FALO ENTRE OS DEDOS
Daí que eu estava lendo:
1) Não sei se todos estão acompanhando. Uma nova lei, que substitui a Rouanet (mas não acaba com ela, ao contrário do que os barões da cultura dizem) vai ser enviada ao Congresso Nacional. (...) Continuam nos colocando no guarda-chuva do “Livro e Leitura”. Eu cansei de falar contra isso nas reuniões que participei. Uma bosta isso. Livro é livro, é o produto. Literatura é o que vem antes: a arte literária. Livro é o produto industrial das editoras. Literatura pode se manifestar em outras formas: revistas, sites, cds, cds-rom, jornadas literárias, encontros de escritores com leitores, enfim, uma infinidade de outras coisas que não se resumem ao livro. – do blog do Ademir Assunção: http://zonabranca.blog.uol.com.br
2) Aí hoje eu voltei o meu bundão para o teclado e estou aqui dando o recado de que mais e mais eu acredito na comunhão desses malucos que saem de seus casulos e tomam a praça e os bares e os blOgues e os cinemas e os teatros a todo custo para movimentar o que não pode e não deve moscar ao relento essa nossa literatura que tanto nos custa e há de alegrar mesmo que por alguns raros momentos as nossas vidas. – do blog do Marcelino Freire: http://eraodito.blogspot.com
3) Os escritores são o que são genuinamente somente quando estão trabalhando na cela silenciosa e instintiva da solidão fantasmagórica - nunca quando estão ali fora, diligentemente batendo papo no terraço na Mercearia. – Ivana Arruda Leite parafraseando a escritora americana Cynthia Ozick, em seu blog: http://doidivana.wordpress.com/
Daí que eu estava pensando:
1) Concordo plenamente com o Ademir.

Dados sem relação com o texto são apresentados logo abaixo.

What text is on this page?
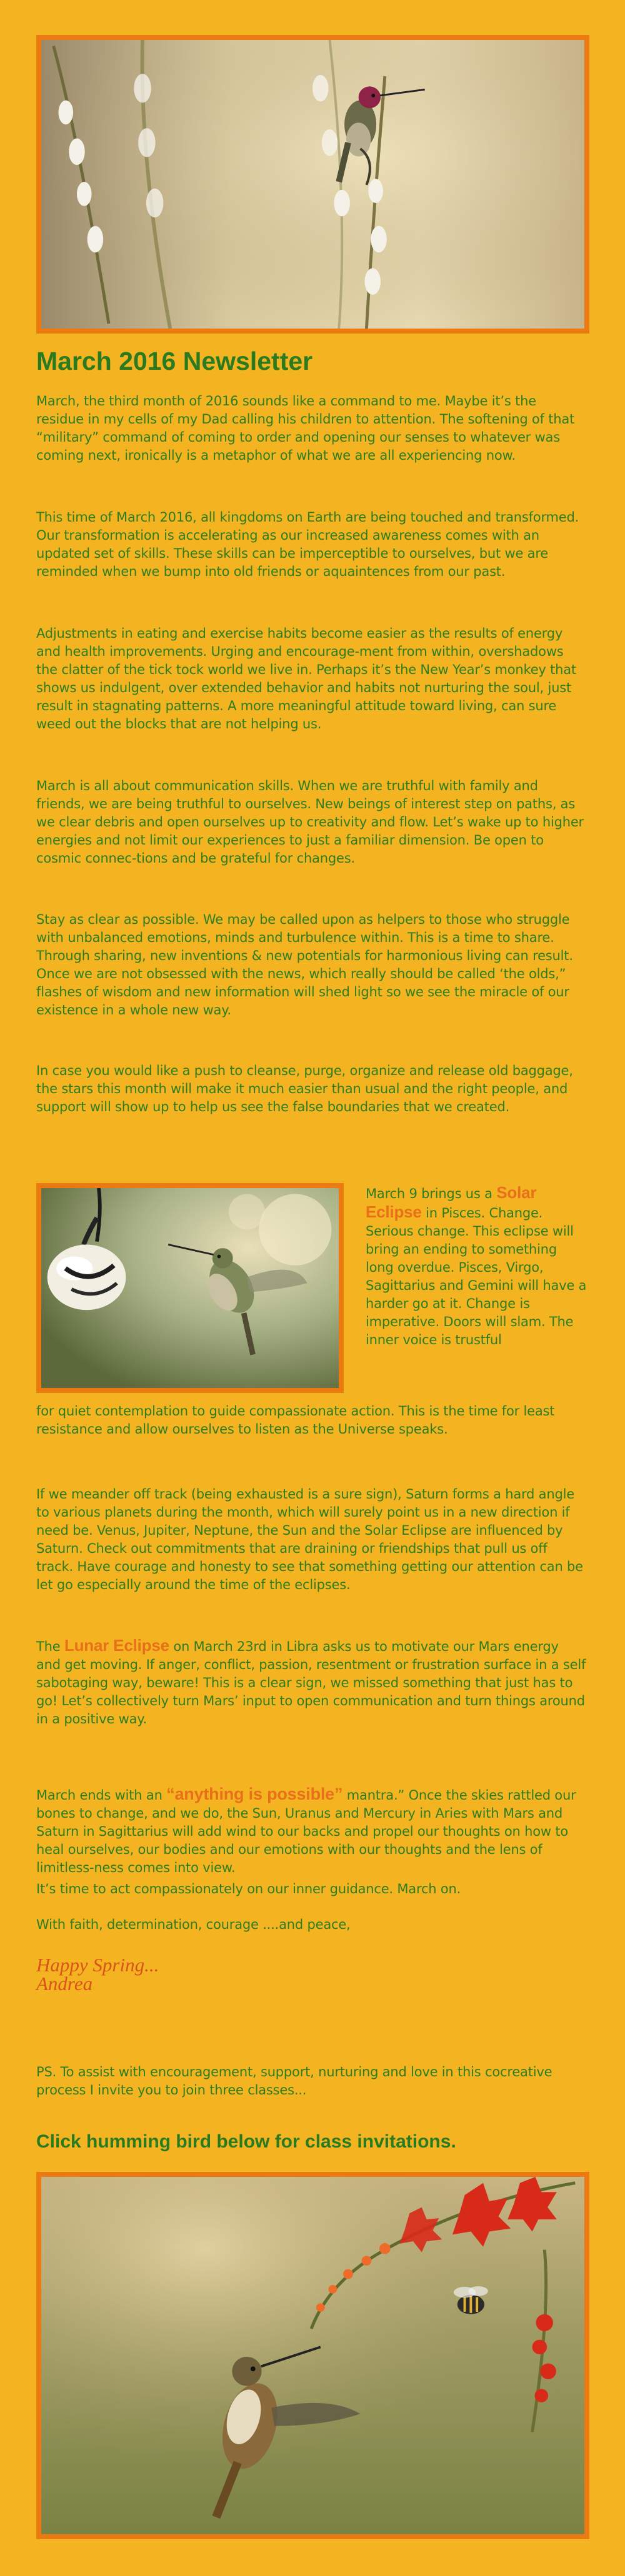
March 2016 Newsletter

March, the third month of 2016 sounds like a command to me. Maybe it’s the residue in my cells of my Dad calling his children to attention. The softening of that “military” command of coming to order and opening our senses to whatever was coming next, ironically is a metaphor of what we are all experiencing now.

This time of March 2016, all kingdoms on Earth are being touched and transformed. Our transformation is accelerating as our increased awareness comes with an updated set of skills. These skills can be imperceptible to ourselves, but we are reminded when we bump into old friends or aquaintences from our past.

Adjustments in eating and exercise habits become easier as the results of energy and health improvements. Urging and encourage-ment from within, overshadows the clatter of the tick tock world we live in. Perhaps it’s the New Year’s monkey that shows us indulgent, over extended behavior and habits not nurturing the soul, just result in stagnating patterns. A more meaningful attitude toward living, can sure weed out the blocks that are not helping us.

March is all about communication skills. When we are truthful with family and friends, we are being truthful to ourselves. New beings of interest step on paths, as we clear debris and open ourselves up to creativity and flow. Let’s wake up to higher energies and not limit our experiences to just a familiar dimension. Be open to cosmic connec-tions and be grateful for changes.

Stay as clear as possible. We may be called upon as helpers to those who struggle with unbalanced emotions, minds and turbulence within. This is a time to share. Through sharing, new inventions & new potentials for harmonious living can result. Once we are not obsessed with the news, which really should be called ‘the olds,” flashes of wisdom and new information will shed light so we see the miracle of our existence in a whole new way.

In case you would like a push to cleanse, purge, organize and release old baggage, the stars this month will make it much easier than usual and the right people, and support will show up to help us see the false boundaries that we created.

March 9 brings us a Solar Eclipse in Pisces. Change. Serious change. This eclipse will bring an ending to something long overdue. Pisces, Virgo, Sagittarius and Gemini will have a harder go at it. Change is imperative. Doors will slam. The inner voice is trustful

for quiet contemplation to guide compassionate action. This is the time for least resistance and allow ourselves to listen as the Universe speaks.

If we meander off track (being exhausted is a sure sign), Saturn forms a hard angle to various planets during the month, which will surely point us in a new direction if need be. Venus, Jupiter, Neptune, the Sun and the Solar Eclipse are influenced by Saturn. Check out commitments that are draining or friendships that pull us off track. Have courage and honesty to see that something getting our attention can be let go especially around the time of the eclipses.

The Lunar Eclipse on March 23rd in Libra asks us to motivate our Mars energy and get moving. If anger, conflict, passion, resentment or frustration surface in a self sabotaging way, beware! This is a clear sign, we missed something that just has to go! Let’s collectively turn Mars’ input to open communication and turn things around in a positive way.
March ends with an “anything is possible” mantra.” Once the skies rattled our bones to change, and we do, the Sun, Uranus and Mercury in Aries with Mars and Saturn in Sagittarius will add wind to our backs and propel our thoughts on how to heal ourselves, our bodies and our emotions with our thoughts and the lens of limitless-ness comes into view.

It’s time to act compassionately on our inner guidance. March on.

With faith, determination, courage ....and peace,

Happy Spring...
Andrea

PS. To assist with encouragement, support, nurturing and love in this cocreative process I invite you to join three classes...

Click humming bird below for class invitations.
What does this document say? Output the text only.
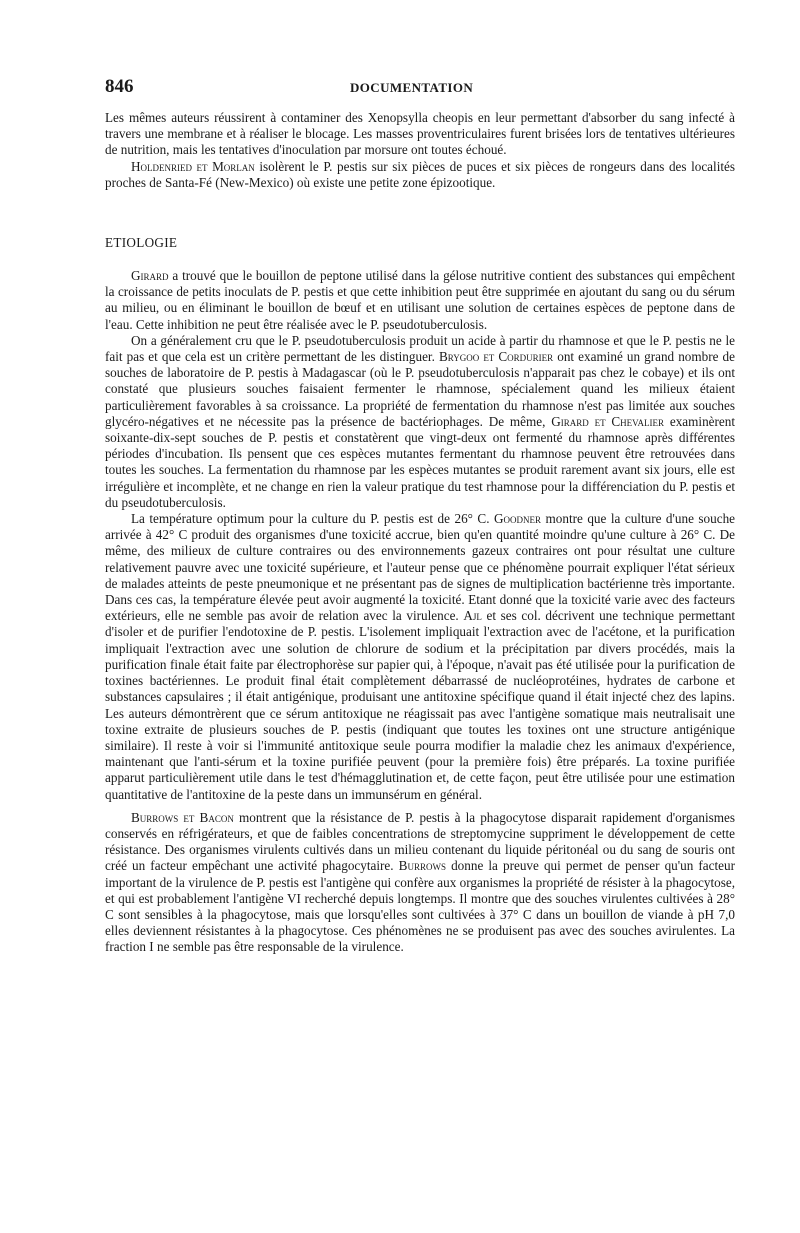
846	DOCUMENTATION

Les mêmes auteurs réussirent à contaminer des Xenopsylla cheopis en leur permettant d'absorber du sang infecté à travers une membrane et à réaliser le blocage. Les masses proventriculaires furent brisées lors de tentatives ultérieures de nutrition, mais les tentatives d'inoculation par morsure ont toutes échoué.

Holdenried et Morlan isolèrent le P. pestis sur six pièces de puces et six pièces de rongeurs dans des localités proches de Santa-Fé (New-Mexico) où existe une petite zone épizootique.

ETIOLOGIE

Girard a trouvé que le bouillon de peptone utilisé dans la gélose nutritive contient des substances qui empêchent la croissance de petits inoculats de P. pestis et que cette inhibition peut être supprimée en ajoutant du sang ou du sérum au milieu, ou en éliminant le bouillon de bœuf et en utilisant une solution de certaines espèces de peptone dans de l'eau. Cette inhibition ne peut être réalisée avec le P. pseudotuberculosis.

On a généralement cru que le P. pseudotuberculosis produit un acide à partir du rhamnose et que le P. pestis ne le fait pas et que cela est un critère permettant de les distinguer. Brygoo et Cordurier ont examiné un grand nombre de souches de laboratoire de P. pestis à Madagascar (où le P. pseudotuberculosis n'apparait pas chez le cobaye) et ils ont constaté que plusieurs souches faisaient fermenter le rhamnose, spécialement quand les milieux étaient particulièrement favorables à sa croissance. La propriété de fermentation du rhamnose n'est pas limitée aux souches glycéro-négatives et ne nécessite pas la présence de bactériophages. De même, Girard et Chevalier examinèrent soixante-dix-sept souches de P. pestis et constatèrent que vingt-deux ont fermenté du rhamnose après différentes périodes d'incubation. Ils pensent que ces espèces mutantes fermentant du rhamnose peuvent être retrouvées dans toutes les souches. La fermentation du rhamnose par les espèces mutantes se produit rarement avant six jours, elle est irrégulière et incomplète, et ne change en rien la valeur pratique du test rhamnose pour la différenciation du P. pestis et du pseudotuberculosis.

La température optimum pour la culture du P. pestis est de 26° C. Goodner montre que la culture d'une souche arrivée à 42° C produit des organismes d'une toxicité accrue, bien qu'en quantité moindre qu'une culture à 26° C. De même, des milieux de culture contraires ou des environnements gazeux contraires ont pour résultat une culture relativement pauvre avec une toxicité supérieure, et l'auteur pense que ce phénomène pourrait expliquer l'état sérieux de malades atteints de peste pneumonique et ne présentant pas de signes de multiplication bactérienne très importante. Dans ces cas, la température élevée peut avoir augmenté la toxicité. Etant donné que la toxicité varie avec des facteurs extérieurs, elle ne semble pas avoir de relation avec la virulence. Ajl et ses col. décrivent une technique permettant d'isoler et de purifier l'endotoxine de P. pestis. L'isolement impliquait l'extraction avec de l'acétone, et la purification impliquait l'extraction avec une solution de chlorure de sodium et la précipitation par divers procédés, mais la purification finale était faite par électrophorèse sur papier qui, à l'époque, n'avait pas été utilisée pour la purification de toxines bactériennes. Le produit final était complètement débarrassé de nucléoprotéines, hydrates de carbone et substances capsulaires ; il était antigénique, produisant une antitoxine spécifique quand il était injecté chez des lapins. Les auteurs démontrèrent que ce sérum antitoxique ne réagissait pas avec l'antigène somatique mais neutralisait une toxine extraite de plusieurs souches de P. pestis (indiquant que toutes les toxines ont une structure antigénique similaire). Il reste à voir si l'immunité antitoxique seule pourra modifier la maladie chez les animaux d'expérience, maintenant que l'anti-sérum et la toxine purifiée peuvent (pour la première fois) être préparés. La toxine purifiée apparut particulièrement utile dans le test d'hémagglutination et, de cette façon, peut être utilisée pour une estimation quantitative de l'antitoxine de la peste dans un immunsérum en général.

Burrows et Bacon montrent que la résistance de P. pestis à la phagocytose disparait rapidement d'organismes conservés en réfrigérateurs, et que de faibles concentrations de streptomycine suppriment le développement de cette résistance. Des organismes virulents cultivés dans un milieu contenant du liquide péritonéal ou du sang de souris ont créé un facteur empêchant une activité phagocytaire. Burrows donne la preuve qui permet de penser qu'un facteur important de la virulence de P. pestis est l'antigène qui confère aux organismes la propriété de résister à la phagocytose, et qui est probablement l'antigène VI recherché depuis longtemps. Il montre que des souches virulentes cultivées à 28° C sont sensibles à la phagocytose, mais que lorsqu'elles sont cultivées à 37° C dans un bouillon de viande à pH 7,0 elles deviennent résistantes à la phagocytose. Ces phénomènes ne se produisent pas avec des souches avirulentes. La fraction I ne semble pas être responsable de la virulence.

E é importante ler o texto todo dele, se informar sobre as mudanças na lei e reivindicar que a literatura seja considerada como arte em si. Esse papo é velho. E controverso. Tem gente que acha que escritor não precisa de incentivo ou patrocínio, porque seu trabalho não tem gastos. Mas escritor não come? E os eventos literários, não têm custo? Acho um absurdo, por exemplo, direito autoral pagar imposto. A editora te paga 6 paus de adiantamento, você ganha 4 e pouco. Tenho preferido receber direito autoral como pessoa jurídica! É por isso que em toda nota de rodapé, em toda orelha de livro, em toda entrevista que se dá, se coloca “Fulano é escritor e...” (jornalista, publicitário, tradutor, professor.) Ser um escritor nunca basta, as pessoas precisam comer.
2) Daí, tem o Marcelino que, além de um grande escritor, movimenta a cena literária em eventos, promovendo novos autores e levando sua obra para os mais obscuros recantos do país. Seu lema é trazer a literatura para mais perto do povo, ao lado do chopp. Admiro. Mas não gosto de chopp. E escrevo antes de tudo para poder trabalhar sozinho, para poder fazer do meu modo. Prefiro passar a noite escrevendo um romance do que discutindo literatura em mesa de bar. O que acontece é que Marcelino acaba promovendo minha obra e a literatura contemporânea como um todo, mas tem cada vez menos tempo para ler, para escrever sua própria. Algumas pessoas até olham para mim em tom de zombaria – “haha, cinco romances publicados em sete anos?”. Sim. Era isso o que eu estava fazendo, escrevendo. Por que um ator pode terminar uma peça, uma novela, e começar outra, mas o escritor precisa de anos e anos de gap entre suas obras? Meus últimos livros levaram dois, três anos na escrita, mas estou sempre escrevendo. Estou sempre com um livro em mãos. Todas as noites tenho algo a acrescentar. Então minha posição sobre a visão do Marcelino é que eu admiro... mas não recomendo.
3) Por fim, Ivana e Cynthia disseram um pouco o que eu queria dizer. Por isso mesmo é importante a posição do Ademir e do Marcelino. O escritor precisa encontrar meios, antes de tudo, para realizar sua atividade solitária (e a analogia com a masturbação não é mera piada...). Precisa encontrar espaço e tempo, e isso muitas vezes significa dinheiro. Depois, precisa encontrar meios de levar essa literatura às pessoas, seja pessoalmente, seja através do Marcelino (hihihi), seja em eventos de mesa de bar, seja em palestras na Casa do Saber. Ou em blogs, bienais, cinemas, teatros e o caralho.
Porque por mais que a gente pense e repense nossa cultura, por mais que a gente escreva e reescreva sobre a SUA vida, por mais que o Milton Hatoum até seja considerado “Sir” por aqui, o país inteiro vai continuar dando muito mais importância ao Ronaldo... “Fenômeno”.